Troféu Pantanal
VINCENT CARELLI

O cineasta que fez do cinema uma ferramenta de luta.
Vincent Carelli não chegou às aldeias para filmar “sobre” os povos indígenas. Chegou para filmar “com” eles. E isso mudou tudo.
Cineasta por urgência, Carelli fundou, em 1986, o projeto Vídeo nas Aldeias (VNA). Entregou as primeiras câmeras VHS nas mãos dos Waiãpi, no Amapá. Não era doação. Era ruptura.
Pela primeira vez, indígenas assumiam o controle da própria imagem e deixavam de ser apenas objeto do olhar do outro. Nascia ali o primeiro cinema indígena das Américas.
São 40 anos, 100 filmes e 15 povos formados como realizadores. Vídeo nas Aldeias é uma escola, um arquivo vivo, uma trincheira política.
Carelli dirigiu e produziu obras fundamentais: “Corumbiara” (2009), sobre o massacre e o isolamento de indígenas no Acre; “Martírio” (2016), codirigido com Ariel Ortega e Ernesto de Carvalho, sobre o genocídio Guarani-Kaiowá; “Antônio e Piti” (2019), em parceria com Wewito Pianko, cineasta indígena formado pelo projeto VNA.

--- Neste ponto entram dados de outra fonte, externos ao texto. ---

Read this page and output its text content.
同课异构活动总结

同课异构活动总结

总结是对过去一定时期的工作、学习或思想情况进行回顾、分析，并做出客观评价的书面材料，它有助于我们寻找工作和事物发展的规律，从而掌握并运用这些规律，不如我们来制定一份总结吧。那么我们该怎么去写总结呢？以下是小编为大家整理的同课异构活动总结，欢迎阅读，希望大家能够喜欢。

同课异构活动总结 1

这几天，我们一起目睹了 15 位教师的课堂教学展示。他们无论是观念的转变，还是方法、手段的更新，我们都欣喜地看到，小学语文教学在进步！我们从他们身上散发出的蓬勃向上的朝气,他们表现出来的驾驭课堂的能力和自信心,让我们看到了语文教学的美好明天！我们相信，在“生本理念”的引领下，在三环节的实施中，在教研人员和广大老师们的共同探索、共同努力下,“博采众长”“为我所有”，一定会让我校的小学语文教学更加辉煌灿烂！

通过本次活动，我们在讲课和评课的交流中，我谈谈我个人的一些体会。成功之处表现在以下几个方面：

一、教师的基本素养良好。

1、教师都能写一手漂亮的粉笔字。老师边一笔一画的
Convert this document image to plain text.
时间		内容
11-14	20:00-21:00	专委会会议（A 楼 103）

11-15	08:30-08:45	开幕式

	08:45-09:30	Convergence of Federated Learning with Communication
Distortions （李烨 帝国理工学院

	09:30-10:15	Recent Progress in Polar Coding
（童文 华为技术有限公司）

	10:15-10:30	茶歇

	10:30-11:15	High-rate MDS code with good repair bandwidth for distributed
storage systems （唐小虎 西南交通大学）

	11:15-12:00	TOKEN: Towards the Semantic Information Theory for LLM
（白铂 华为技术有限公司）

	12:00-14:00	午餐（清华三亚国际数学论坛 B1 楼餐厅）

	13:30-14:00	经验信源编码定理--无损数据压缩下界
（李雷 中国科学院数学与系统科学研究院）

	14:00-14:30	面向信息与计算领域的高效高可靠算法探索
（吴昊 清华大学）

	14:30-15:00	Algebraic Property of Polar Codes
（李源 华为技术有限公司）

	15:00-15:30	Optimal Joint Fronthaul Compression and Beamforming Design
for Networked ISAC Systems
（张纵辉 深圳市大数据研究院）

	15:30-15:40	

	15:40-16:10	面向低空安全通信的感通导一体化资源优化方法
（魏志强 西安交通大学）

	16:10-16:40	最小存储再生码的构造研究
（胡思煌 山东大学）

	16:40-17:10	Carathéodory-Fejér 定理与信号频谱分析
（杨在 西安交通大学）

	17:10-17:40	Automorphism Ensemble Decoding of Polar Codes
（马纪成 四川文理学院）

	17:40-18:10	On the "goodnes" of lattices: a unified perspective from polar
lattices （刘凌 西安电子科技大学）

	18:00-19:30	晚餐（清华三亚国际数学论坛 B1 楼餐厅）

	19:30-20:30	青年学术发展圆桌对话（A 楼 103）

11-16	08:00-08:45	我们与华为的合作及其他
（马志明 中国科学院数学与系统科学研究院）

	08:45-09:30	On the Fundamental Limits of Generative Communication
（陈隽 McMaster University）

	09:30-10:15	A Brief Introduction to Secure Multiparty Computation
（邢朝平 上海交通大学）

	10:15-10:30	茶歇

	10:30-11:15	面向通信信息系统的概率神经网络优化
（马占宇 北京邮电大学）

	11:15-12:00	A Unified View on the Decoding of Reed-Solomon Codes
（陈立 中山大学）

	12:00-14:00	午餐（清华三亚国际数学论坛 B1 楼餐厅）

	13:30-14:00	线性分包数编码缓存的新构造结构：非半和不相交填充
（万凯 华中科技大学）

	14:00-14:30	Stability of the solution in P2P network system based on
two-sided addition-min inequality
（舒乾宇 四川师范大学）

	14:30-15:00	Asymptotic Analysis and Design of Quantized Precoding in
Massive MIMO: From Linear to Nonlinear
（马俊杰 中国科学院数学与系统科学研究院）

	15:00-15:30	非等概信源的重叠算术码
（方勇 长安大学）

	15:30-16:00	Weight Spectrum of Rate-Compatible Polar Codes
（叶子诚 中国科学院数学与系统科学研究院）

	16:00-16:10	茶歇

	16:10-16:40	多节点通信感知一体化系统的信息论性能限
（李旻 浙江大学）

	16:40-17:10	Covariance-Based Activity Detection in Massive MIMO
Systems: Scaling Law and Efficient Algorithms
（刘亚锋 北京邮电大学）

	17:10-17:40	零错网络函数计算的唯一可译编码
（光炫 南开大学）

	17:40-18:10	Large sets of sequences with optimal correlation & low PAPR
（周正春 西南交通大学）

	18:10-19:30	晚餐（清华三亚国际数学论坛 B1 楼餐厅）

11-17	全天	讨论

Mas seu maior filme talvez não tenha nome. É a geração de cineastas indígenas que ele formou: Divino Tserewahú, Patrícia Ferreira, Takumã Kuikuro, Sueli Maxakali, Wewito Pianko. Nomes que hoje dirigem suas próprias câmeras e contam suas histórias.
A poética de Carelli é a da escuta. Escuta para devolver a palavra e a imagem aos povos originários. Seu trabalho atravessa o cinema, a antropologia e a luta por direitos.
A câmera que ele entregou virou o arco e a flecha modernos, identidade, ativismo, descoberta e revelação. Ele não filmou os povos indígenas; ele os devolveu a si mesmos.
O Bonito CineSur 2026 reverencia quem devolveu a palavra e a imagem a quem ela pertence e vive.
LUIS PUENZO

Cinema, estética e memória.
Argentino, roteirista e diretor, Luis Puenzo realizou em 1985 “A História Oficial”, primeiro filme latino-americano a ganhar o Oscar de Melhor Filme Estrangeiro.
Primeiro filme a colocar a ditadura argentina no centro do debate mundial. O país gritava, queria saber dos seus desaparecidos pela ditadura. E queria justiça!
Puenzo entendeu que cinema é testemunho. Em “A História Oficial”, uma professora descobre que sua filha adotiva pode ser filha de desaparecidos. Além do Oscar, o filme recebeu mais de 100 prêmios em todo o mundo.
Depois, vieram “Gringo Velho” (1989), “A Peste” (1992), “A Prostituta e a Baleia” (2004) e muitos outros como produtor. Obras que atravessam o tempo.
Puenzo colocou a América Latina no mapa do Oscar. E abriu a porta para Campanella, Szifron, Lelio e Valter Salles.
A poética de Puenzo é a do confronto ético. Ele filmou a dor, a culpa e a responsabilidade de uma nação inteira. Para que as gerações futuras entendessem e não esquecessem.
Por isso, o Bonito CineSur 2026 reverencia o roteirista e diretor, que nos deixou em 21 de abril deste ano, aos 80 anos de idade.